Customs and Immigration Union national president Jean-Pierre Fortin says there are only two or three Health Canada staff members at YVR and often no quarantine officers on site. They desperately need more to keep airport workers and the public safe.
“If we see someone is coughing, sweating a lot and we think that person could be sick, obviously, immediately we will be isolating the person and refer the person to Health Canada,” said Fortin.
In an email statement to CTV News on screening at the airport, Canada Border Services Agency said: “CBSA officers remain vigilant and are highly trained to identify travellers seeking entry into Canada who may pose a health and safety risk.”
The Public Health Agency of Canada insists there are between three and six trained screening officers on shift at any given time at YVR and that there are one or two quarantine officers on site between 7:30 a.m. and 10 p.m. daily.
But Fortin and frontline workers alike say CBSA officers aren’t trained to detect the novel coronavirus' symptoms at all, and are currently relying on goggles, gloves, N-95 masks and physical distance to keep themselves safe. Meanwhile, two officers have tested positive for COVID-19, in Ontario and Quebec.

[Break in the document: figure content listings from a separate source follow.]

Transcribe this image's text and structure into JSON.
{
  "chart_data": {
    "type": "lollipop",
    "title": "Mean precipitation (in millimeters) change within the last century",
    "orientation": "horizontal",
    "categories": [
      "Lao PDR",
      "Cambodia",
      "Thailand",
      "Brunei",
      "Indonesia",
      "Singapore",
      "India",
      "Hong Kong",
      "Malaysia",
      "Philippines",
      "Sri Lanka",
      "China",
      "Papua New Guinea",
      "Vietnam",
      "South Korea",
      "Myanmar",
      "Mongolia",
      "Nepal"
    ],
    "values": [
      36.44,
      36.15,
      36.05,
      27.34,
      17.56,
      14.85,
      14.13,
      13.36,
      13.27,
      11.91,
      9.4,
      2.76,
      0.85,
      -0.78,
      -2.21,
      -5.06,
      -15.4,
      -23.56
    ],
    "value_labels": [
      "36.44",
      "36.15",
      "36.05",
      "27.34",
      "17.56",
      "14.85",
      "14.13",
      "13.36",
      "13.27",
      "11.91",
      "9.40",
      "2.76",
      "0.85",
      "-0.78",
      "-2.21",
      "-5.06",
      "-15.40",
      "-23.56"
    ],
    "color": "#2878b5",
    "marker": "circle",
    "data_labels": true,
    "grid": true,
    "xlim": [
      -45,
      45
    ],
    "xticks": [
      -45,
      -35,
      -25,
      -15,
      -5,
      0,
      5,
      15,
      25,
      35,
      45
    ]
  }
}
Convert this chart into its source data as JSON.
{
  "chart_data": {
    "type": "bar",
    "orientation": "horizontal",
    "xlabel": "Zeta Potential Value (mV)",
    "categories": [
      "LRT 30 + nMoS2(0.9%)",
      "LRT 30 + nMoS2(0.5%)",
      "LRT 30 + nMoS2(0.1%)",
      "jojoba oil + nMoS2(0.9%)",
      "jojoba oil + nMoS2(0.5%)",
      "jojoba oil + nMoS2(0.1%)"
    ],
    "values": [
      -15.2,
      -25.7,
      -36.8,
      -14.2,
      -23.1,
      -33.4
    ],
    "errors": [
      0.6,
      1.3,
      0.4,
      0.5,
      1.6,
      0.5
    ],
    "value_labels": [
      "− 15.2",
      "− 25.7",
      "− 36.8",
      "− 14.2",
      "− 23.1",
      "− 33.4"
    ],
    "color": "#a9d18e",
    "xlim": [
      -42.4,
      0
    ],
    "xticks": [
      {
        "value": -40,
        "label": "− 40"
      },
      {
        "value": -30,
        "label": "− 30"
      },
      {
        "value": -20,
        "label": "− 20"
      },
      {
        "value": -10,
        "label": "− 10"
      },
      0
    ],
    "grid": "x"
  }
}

YVR is one of only four airports in the country still authorized to accept international flights, including Canadians and their families who’ve been travelling abroad; the majority of B.C.’s COVID-19 infections have been linked to international travel.
“We are working closely with Health Canada and the (Public Health Agency of Canada) to screen travellers, anyone experiencing flu-like symptoms is referred to a PHAC staff member for further evaluation,” wrote CBSA.
But with no more than half a dozen PHAC staffers to service an airport the size of YVR, even with reduced travel volume, Fortin worries about the risk of transmission for his members and the general public alike.A
“We don’t have the [pretence] to be health experts, far from it,” said Fortin. “We need clear directions to make sure we’re monitoring the people.”
Not to mention, knowing how to avoid becoming vectors for further infections themselves or losing more members to illness or self-isolation due to exposure.
“I want to make sure that the first line of defence for our country remains safe,” emphasized Fortin.